Featuring a screen on both sides of the device and a small removeable stand, users sit either side of it and converse in their respective languages – for example Japanese and English. On one screen the device displays a Japanese translation of what the English-speaker is saying, and vice versa on the opposite screen.

Still a prototype at the time of writing, the Fukidashi can translate four languages - Japanese, English, Chinese and Korean – and should be officially launched in time for the start of the event.

A multilingual loudspeaker

While the Fukidashi is designed for face-to-face conversations, Panasonic have unveiled an equally impressive gadget to relay information to large amounts of people in public areas such as train stations, airports and tourist areas.

The Megahonyaku is a multilingual loudspeaker that translates Japanese into English, Korean and Chinese. You use it by simply speaking Japanese into the microphone, which an inbuilt computer translates and outputs (in amplified form) into whichever of the three available languages you select.

Meanwhile Japan’s government-funded National Institute of Information and Communications technology has devised a useful app called VoiceTra, offering real-time text translation in 27 languages.

First trialled by volunteers at the 2014 Tokyo Marathon, which attracted around 5,000 foreign runners, VoiceTra will also provide voice translation in over ten languages by 2020. The software will be available on computers and smartphones, as well as machines at tourist-heavy spots like shopping centres and cultural landmarks.

Even telecommunications companies have been keen to get in on the translation act.

In 2014 NTT Docomo, the main mobile phone provider in Japan, launched Jspeak, an app that translates real-time phone conversations. JSpeak includes over 700 phrases of possible use to tourists, most of which relate to hotels, hospitals, transportation and restaurants.

Scannable signs

First-time visitors to Japan can sometimes be overwhelmed and disorientated by its lack of signage in other languages. This led Pijin, a student-led tech collective, to come up with the idea of using QR codes as a translation aid.

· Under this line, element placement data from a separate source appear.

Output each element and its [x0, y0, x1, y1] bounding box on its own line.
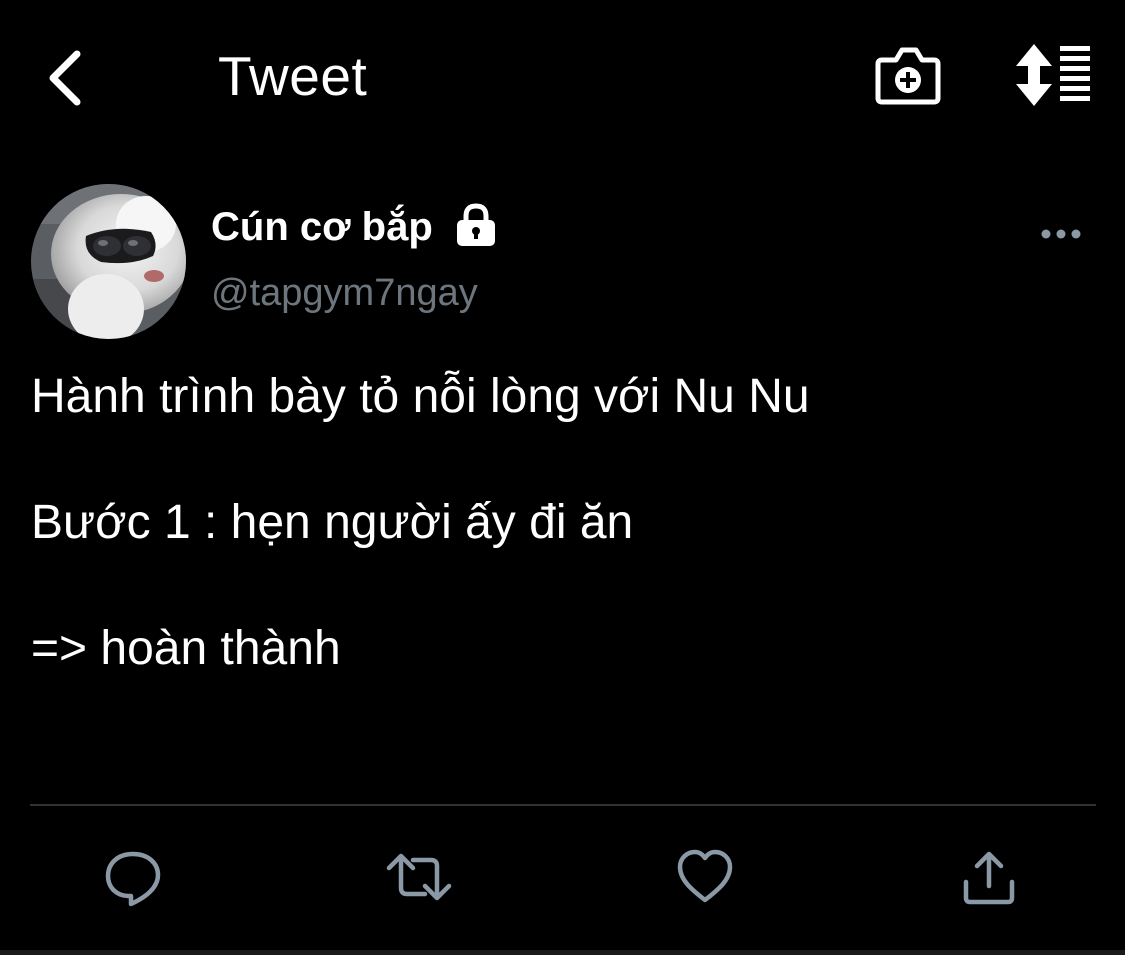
tweet-text-line: Hành trình bày tỏ nỗi lòng với Nu Nu: [31, 370, 810, 423]
more-horizontal-icon: [1041, 229, 1081, 239]
sort-list-icon: [1016, 44, 1090, 106]
author-handle[interactable]: @tapgym7ngay: [211, 270, 478, 316]
share-icon: [963, 851, 1015, 905]
camera-plus-icon: [875, 47, 941, 105]
retweet-icon: [386, 853, 452, 901]
reply-button[interactable]: [98, 842, 168, 912]
camera-button[interactable]: [872, 40, 944, 112]
tweet-text-line: => hoàn thành: [31, 622, 341, 675]
page-title: Tweet: [218, 45, 368, 107]
author-display-name[interactable]: Cún cơ bắp: [211, 203, 433, 251]
dog-avatar-image: [31, 184, 186, 339]
retweet-button[interactable]: [384, 842, 454, 912]
heart-icon: [677, 849, 733, 903]
more-options-button[interactable]: [1036, 212, 1086, 256]
tweet-text-line: Bước 1 : hẹn người ấy đi ăn: [31, 496, 634, 549]
lock-icon: [454, 203, 498, 247]
reply-icon: [105, 851, 161, 907]
back-button[interactable]: [30, 40, 100, 116]
divider: [30, 804, 1096, 806]
chevron-left-icon: [49, 50, 81, 106]
bottom-border: [0, 950, 1125, 955]
sort-button[interactable]: [1008, 42, 1098, 108]
like-button[interactable]: [670, 842, 740, 912]
share-button[interactable]: [954, 842, 1024, 912]
avatar[interactable]: [31, 184, 186, 339]
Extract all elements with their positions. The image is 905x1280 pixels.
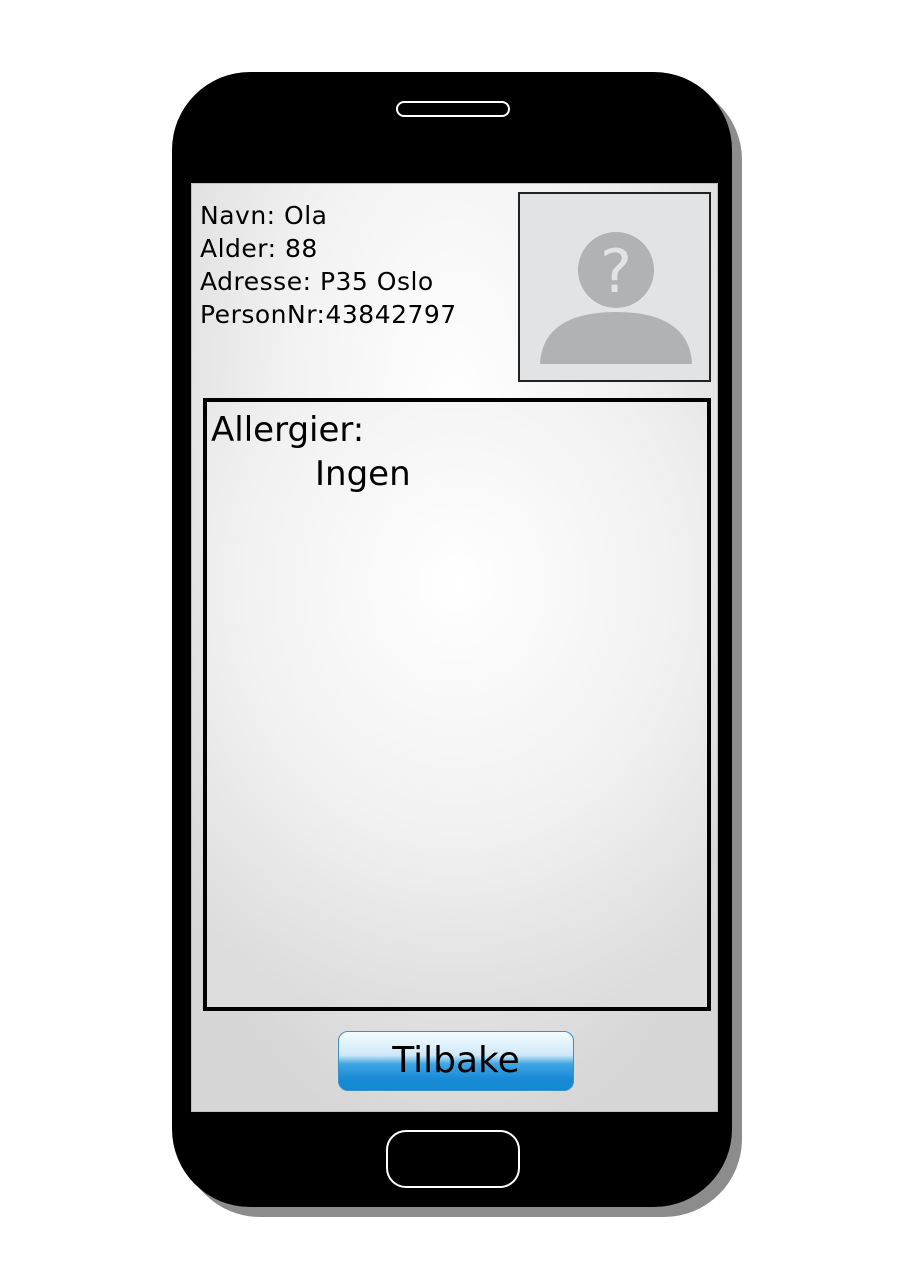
- unknown-person-icon: ?: [540, 232, 692, 364]
- patient-age: Alder: 88: [200, 234, 318, 263]
- svg-text:?: ?: [600, 237, 632, 307]
- patient-info: Navn: Ola Alder: 88 Adresse: P35 Oslo Pe…: [200, 199, 457, 331]
- allergy-title: Allergier:: [211, 410, 365, 450]
- patient-address: Adresse: P35 Oslo: [200, 267, 434, 296]
- back-button[interactable]: Tilbake: [338, 1031, 574, 1091]
- avatar: ?: [518, 192, 711, 382]
- allergy-value: Ingen: [315, 454, 411, 494]
- speaker-slot: [396, 101, 510, 117]
- home-button[interactable]: [386, 1130, 520, 1188]
- patient-person-number: PersonNr:43842797: [200, 300, 457, 329]
- allergy-panel: [203, 398, 711, 1011]
- patient-name: Navn: Ola: [200, 201, 328, 230]
- app-stage: Navn: Ola Alder: 88 Adresse: P35 Oslo Pe…: [0, 0, 905, 1280]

As you won't have translation services available to you 24/7 during your visit, instead, there are QR quotes which can be scanned by phones and allow the user to choose their translated language. These are positioned alongside Japanese-language signs, posters and written public announcements at popular tourist areas such as airports and museums.

QR codes in a clothing store in Japan
QR codes in a Japanese clothing store

All the above will undoubtedly create an inclusive Tokyo Olympics that chimes with Japan’s reputation for politeness and courtesy. Before this, however, comes the Rugby World Cup, which Japan is hosting for the first time this autumn.

With roughly 400,000 visitors expected over the course of the tournament, it is not quite the same magnitude as the Olympics. But it will certainly give the country an opportunity to fine-tune some of this exciting new Tokyo-based technology.

Tokyo technology to unite the world

No one is expecting any of the above devices to be flawless – any kind of machine translation will contain errors. And Japanese is a tricky language to translate anyway due to an abundance of homophones (words that sound the same but have a different spelling and meaning).

However they will provide a better experience for visitors at the Tokyo Olympics, and the technology - much of it still at the development stage - will likely be developed further and adapted for use with all languages in the coming years.

It also shows the determination of Japan to embrace the wider world and be more receptive to outside cultural influences - a common criticism of the country in the past.

If the 1964 Tokyo Olympics was an opportunity for Japan to reshape its infrastructure and rebrand itself after World War II, the 2020 event could be the moment it stakes a genuine claim to be a truly global capital of international communication and multilingualism.